Kinetics and gene diversity of denitrifying biocathode in biological electrochemical systems

Abstract

Cathodic denitrification using a bioelectrochemical system removes nitrogen at a low C/N ratio, and also harvests energy as electricity. Denitrifying biocathodes were cultured using three electrode systems with nitrate (NO₃⁻) and/or nitrite (NO₂⁻) as electron acceptors. Results showed that denitrification of NO_x⁻ in biocathodes exhibit typical enzymatic reaction kinetics and denitrification rate follows the Monod equation, with r_max = 1.33 kg N m⁻³ d⁻¹, K_s = 5.52 g L⁻¹ for NO₃⁻ and r_max = 1.76 kg N m⁻³ d⁻¹, K_s = 8.09 g L⁻¹ for NO₂⁻, respectively.

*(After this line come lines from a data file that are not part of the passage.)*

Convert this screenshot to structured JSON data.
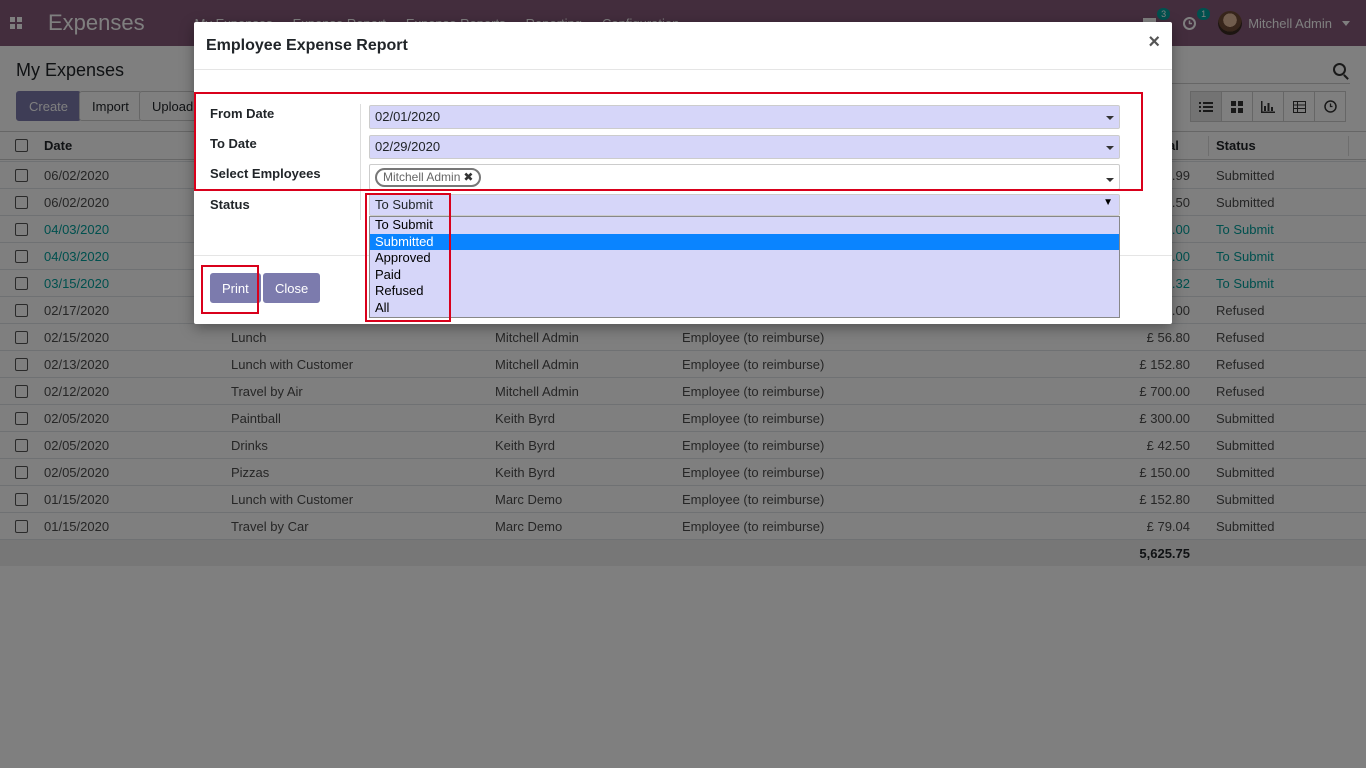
{
  "navbar": {
    "brand": "Expenses",
    "menu": [
      "My Expenses",
      "Expense Report",
      "Expense Reports",
      "Reporting",
      "Configuration"
    ],
    "messages_count": "3",
    "activities_count": "1",
    "user": "Mitchell Admin"
  },
  "control": {
    "breadcrumb": "My Expenses",
    "create_label": "Create",
    "import_label": "Import",
    "upload_label": "Upload"
  },
  "list": {
    "headers": {
      "date": "Date",
      "total": "al",
      "status": "Status"
    },
    "rows": [
      {
        "date": "06/02/2020",
        "desc": "",
        "employee": "",
        "paid_by": "",
        "total": ".99",
        "status": "Submitted",
        "teal": false
      },
      {
        "date": "06/02/2020",
        "desc": "",
        "employee": "",
        "paid_by": "",
        "total": ".50",
        "status": "Submitted",
        "teal": false
      },
      {
        "date": "04/03/2020",
        "desc": "",
        "employee": "",
        "paid_by": "",
        "total": ".00",
        "status": "To Submit",
        "teal": true
      },
      {
        "date": "04/03/2020",
        "desc": "",
        "employee": "",
        "paid_by": "",
        "total": ".00",
        "status": "To Submit",
        "teal": true
      },
      {
        "date": "03/15/2020",
        "desc": "",
        "employee": "",
        "paid_by": "",
        "total": ".32",
        "status": "To Submit",
        "teal": true
      },
      {
        "date": "02/17/2020",
        "desc": "",
        "employee": "",
        "paid_by": "",
        "total": ".00",
        "status": "Refused",
        "teal": false
      },
      {
        "date": "02/15/2020",
        "desc": "Lunch",
        "employee": "Mitchell Admin",
        "paid_by": "Employee (to reimburse)",
        "total": "£ 56.80",
        "status": "Refused",
        "teal": false
      },
      {
        "date": "02/13/2020",
        "desc": "Lunch with Customer",
        "employee": "Mitchell Admin",
        "paid_by": "Employee (to reimburse)",
        "total": "£ 152.80",
        "status": "Refused",
        "teal": false
      },
      {
        "date": "02/12/2020",
        "desc": "Travel by Air",
        "employee": "Mitchell Admin",
        "paid_by": "Employee (to reimburse)",
        "total": "£ 700.00",
        "status": "Refused",
        "teal": false
      },
      {
        "date": "02/05/2020",
        "desc": "Paintball",
        "employee": "Keith Byrd",
        "paid_by": "Employee (to reimburse)",
        "total": "£ 300.00",
        "status": "Submitted",
        "teal": false
      },
      {
        "date": "02/05/2020",
        "desc": "Drinks",
        "employee": "Keith Byrd",
        "paid_by": "Employee (to reimburse)",
        "total": "£ 42.50",
        "status": "Submitted",
        "teal": false
      },
      {
        "date": "02/05/2020",
        "desc": "Pizzas",
        "employee": "Keith Byrd",
        "paid_by": "Employee (to reimburse)",
        "total": "£ 150.00",
        "status": "Submitted",
        "teal": false
      },
      {
        "date": "01/15/2020",
        "desc": "Lunch with Customer",
        "employee": "Marc Demo",
        "paid_by": "Employee (to reimburse)",
        "total": "£ 152.80",
        "status": "Submitted",
        "teal": false
      },
      {
        "date": "01/15/2020",
        "desc": "Travel by Car",
        "employee": "Marc Demo",
        "paid_by": "Employee (to reimburse)",
        "total": "£ 79.04",
        "status": "Submitted",
        "teal": false
      }
    ],
    "footer_total": "5,625.75"
  },
  "modal": {
    "title": "Employee Expense Report",
    "close_symbol": "×",
    "from_label": "From Date",
    "from_value": "02/01/2020",
    "to_label": "To Date",
    "to_value": "02/29/2020",
    "employees_label": "Select Employees",
    "employee_tag": "Mitchell Admin",
    "tag_remove": "✖",
    "status_label": "Status",
    "status_value": "To Submit",
    "status_options": [
      "To Submit",
      "Submitted",
      "Approved",
      "Paid",
      "Refused",
      "All"
    ],
    "status_highlighted_option": "Submitted",
    "print_label": "Print",
    "close_label": "Close"
  },
  "colors": {
    "navbar": "#875a7b",
    "primary_button": "#7c7bad",
    "field_bg": "#d6d6f9",
    "teal": "#00a09d",
    "highlight": "#d9001b",
    "option_selected": "#0a84ff"
  }
}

Optimal cathodic efficiency was obtained at an initial substrate concentration of 0.5 g L⁻¹. A high-throughput sequencing analysis of 16S rRNA gene showed high biodiversity in a denitrifying biocathode and nitrite contributed more to the formation of cathodic microbial community structure. Denitrification functional gene analysis revealed Pseudomonas are effective denitrifiers in a biocathode.